O passado mês de junho marcou o aniversário de um ano do clamor social contra a reforma fiscal e o orçamento, com os quais o governo de William Ruto pretendia pagar a dívida externa ao FMI. A fúria popular por causa das reivindicações não resolvidas, a repressão brutal, o assassinato do jovem bloguista e professor Albert Ojwan sob custódia policial, e o massacre durante o aniversário do “Dia de Saba Saba” (Em suaíli, “saba saba” significa “sete sete”, ou seja, o sétimo dia do sétimo mês do ano. Celebra vários feriados históricos na África Oriental e, no Quénia, é recordado como o dia em que se realizaram protestos à escala nacional em 1990, contra o então ditador Daniel arap Moi, que governou de 1978 a 2002, para exigir eleições livres) reacenderam o rastilho num país enforcado pelo FMI e pelas medidas de austeridade do Governo. O governo reprimiu brutalmente os protestos e matou 31 pessoas, deixando outras centenas de feridos e presos, mostrando que, desde a independência do Quénia, os capitalistas e os seus governos pró-imperialistas estão a afogar o povo trabalhador na miséria e na repressão.

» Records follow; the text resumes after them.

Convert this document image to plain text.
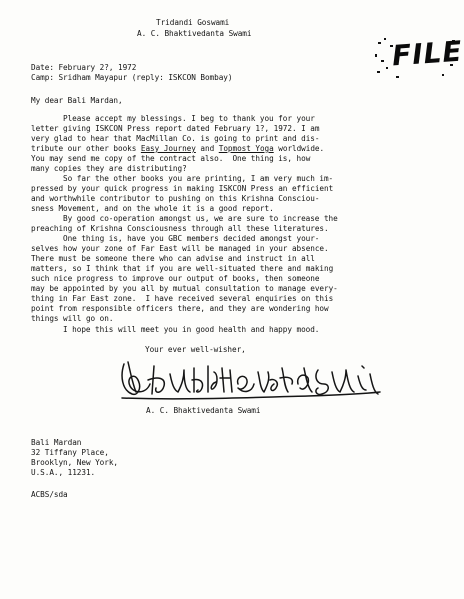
Tridandi Goswami
A. C. Bhaktivedanta Swami
FILE
Date: February 2?, 1972
Camp: Sridham Mayapur (reply: ISKCON Bombay)
My dear Bali Mardan,
Please accept my blessings. I beg to thank you for your
letter giving ISKCON Press report dated February 1?, 1972. I am
very glad to hear that MacMillan Co. is going to print and dis-
tribute our other books Easy Journey and Topmost Yoga worldwide.
You may send me copy of the contract also.  One thing is, how
many copies they are distributing?
So far the other books you are printing, I am very much im-
pressed by your quick progress in making ISKCON Press an efficient
and worthwhile contributor to pushing on this Krishna Consciou-
sness Movement, and on the whole it is a good report.
By good co-operation amongst us, we are sure to increase the
preaching of Krishna Consciousness through all these literatures.
One thing is, have you GBC members decided amongst your-
selves how your zone of Far East will be managed in your absence.
There must be someone there who can advise and instruct in all
matters, so I think that if you are well-situated there and making
such nice progress to improve our output of books, then someone
may be appointed by you all by mutual consultation to manage every-
thing in Far East zone.  I have received several enquiries on this
point from responsible officers there, and they are wondering how
things will go on.
I hope this will meet you in good health and happy mood.
Your ever well-wisher,
A. C. Bhaktivedanta Swami
Bali Mardan
32 Tiffany Place,
Brooklyn, New York,
U.S.A., 11231.
ACBS/sda
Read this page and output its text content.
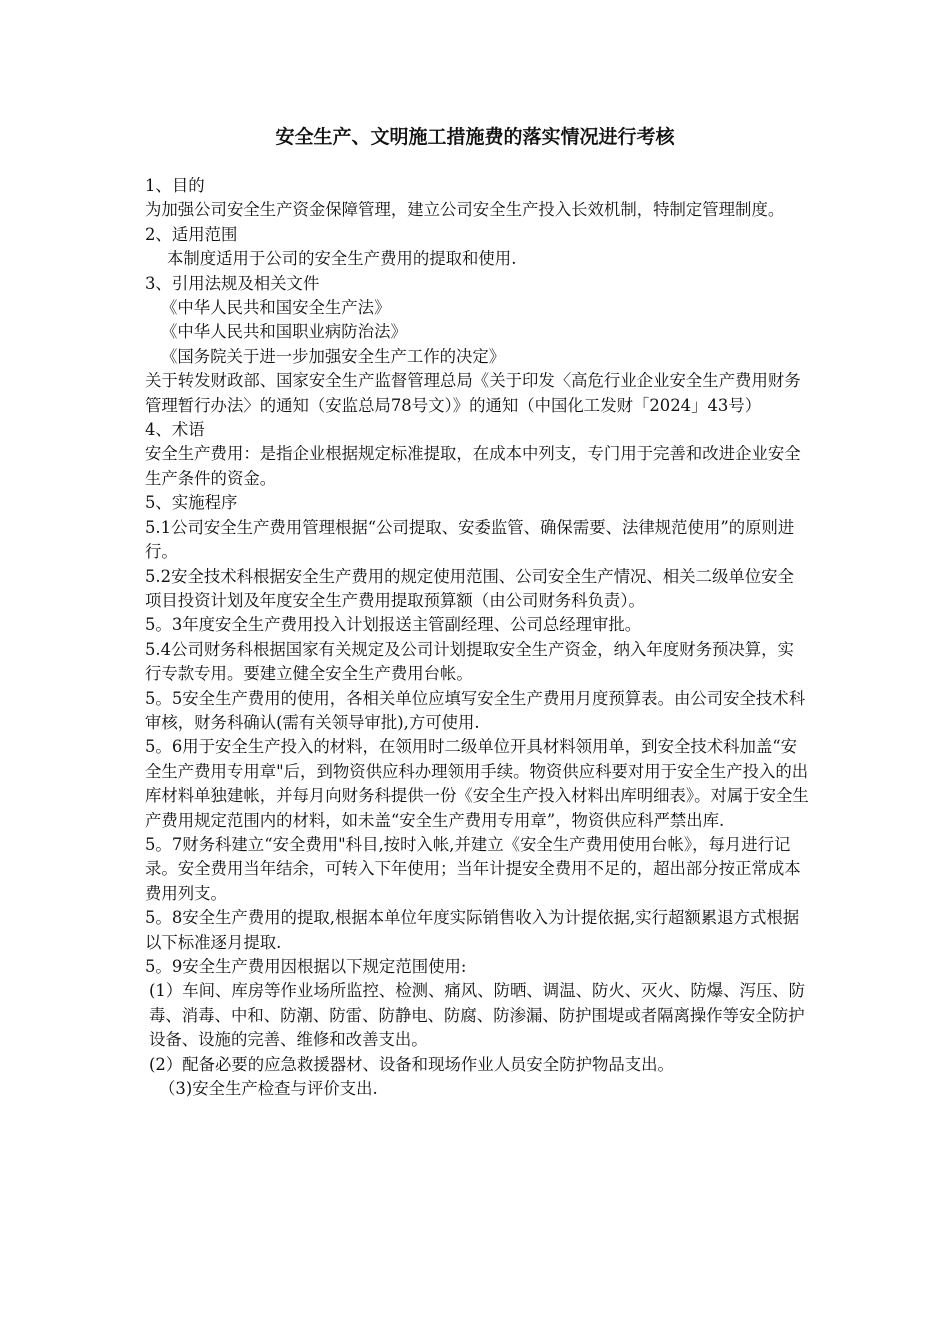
安全生产、文明施工措施费的落实情况进行考核

1、目的

为加强公司安全生产资金保障管理，建立公司安全生产投入长效机制，特制定管理制度。

2、适用范围

本制度适用于公司的安全生产费用的提取和使用.

3、引用法规及相关文件

《中华人民共和国安全生产法》

《中华人民共和国职业病防治法》

《国务院关于进一步加强安全生产工作的决定》

关于转发财政部、国家安全生产监督管理总局《关于印发〈高危行业企业安全生产费用财务管理暂行办法〉的通知（安监总局78号文）》的通知（中国化工发财「2024」43号）

4、术语

安全生产费用：是指企业根据规定标准提取，在成本中列支，专门用于完善和改进企业安全生产条件的资金。

5、实施程序

5.1公司安全生产费用管理根据“公司提取、安委监管、确保需要、法律规范使用”的原则进行。

5.2安全技术科根据安全生产费用的规定使用范围、公司安全生产情况、相关二级单位安全项目投资计划及年度安全生产费用提取预算额（由公司财务科负责）。

5。3年度安全生产费用投入计划报送主管副经理、公司总经理审批。

5.4公司财务科根据国家有关规定及公司计划提取安全生产资金，纳入年度财务预决算，实行专款专用。要建立健全安全生产费用台帐。

5。5安全生产费用的使用，各相关单位应填写安全生产费用月度预算表。由公司安全技术科审核，财务科确认(需有关领导审批),方可使用.

5。6用于安全生产投入的材料，在领用时二级单位开具材料领用单，到安全技术科加盖“安全生产费用专用章"后，到物资供应科办理领用手续。物资供应科要对用于安全生产投入的出库材料单独建帐，并每月向财务科提供一份《安全生产投入材料出库明细表》。对属于安全生产费用规定范围内的材料，如未盖“安全生产费用专用章”，物资供应科严禁出库.

5。7财务科建立“安全费用"科目,按时入帐,并建立《安全生产费用使用台帐》，每月进行记录。安全费用当年结余，可转入下年使用；当年计提安全费用不足的，超出部分按正常成本费用列支。

5。8安全生产费用的提取,根据本单位年度实际销售收入为计提依据,实行超额累退方式根据以下标准逐月提取.

5。9安全生产费用因根据以下规定范围使用:

(1）车间、库房等作业场所监控、检测、痛风、防晒、调温、防火、灭火、防爆、泻压、防毒、消毒、中和、防潮、防雷、防静电、防腐、防渗漏、防护围堤或者隔离操作等安全防护设备、设施的完善、维修和改善支出。

(2）配备必要的应急救援器材、设备和现场作业人员安全防护物品支出。

（3)安全生产检查与评价支出.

Após a independência do Reino Unido, em 12 de dezembro de 1963, foi fundada, em 1964, a República do Quénia, na África Oriental. O primeiro governo esteve nas mãos de Jomo Kenyatta até à sua morte, em agosto de 1978. Durante o seu governo, impôs um regime de partido único, no qual se desenvolveram fortes investimentos estrangeiros e as terras foram compradas pela nova burguesia queniana, organicamente ligada ao capital britânico. Todos os governos subsequentes, incluindo os 24 anos do governo de Daniel Arap Moi até 2002, e aqueles que seguiram no século XXI, foram subservientes às ordens do FMI e do imperialismo norte-americano, e governaram para a burguesia imperialista a fim de fazer com que as maiorias trabalhadoras e populares pagassem a crise capitalista como agentes pós-coloniais da atual distribuição e semi-colonização de África.

A atual crise política e social no Quénia, onde vivem mais de 55 milhões de pessoas etnicamente diversas, é uma parte estrutural da crise capitalista global e das políticas seguidas pelos governos. Estruturalmente, a desigualdade é extrema, apesar de o Quénia ter a economia com o PIB que mais cresce na África Oriental. Segundo a Oxfam, menos de 0,1% da população (8.300 pessoas) possui mais riqueza do que os 99,9% mais pobres (mais de 44 milhões). Os 10% mais ricos do Quénia ganham, em média, 23 vezes mais do que os 10% mais pobres. Cerca de um milhão de crianças em idade escolar primária ainda não frequentam a escola, o 9º valor mais elevado do mundo. Apesar de 96% das mulheres quenianas rurais trabalharem na agricultura, apenas 6% das mulheres no Quénia possuem títulos de propriedade.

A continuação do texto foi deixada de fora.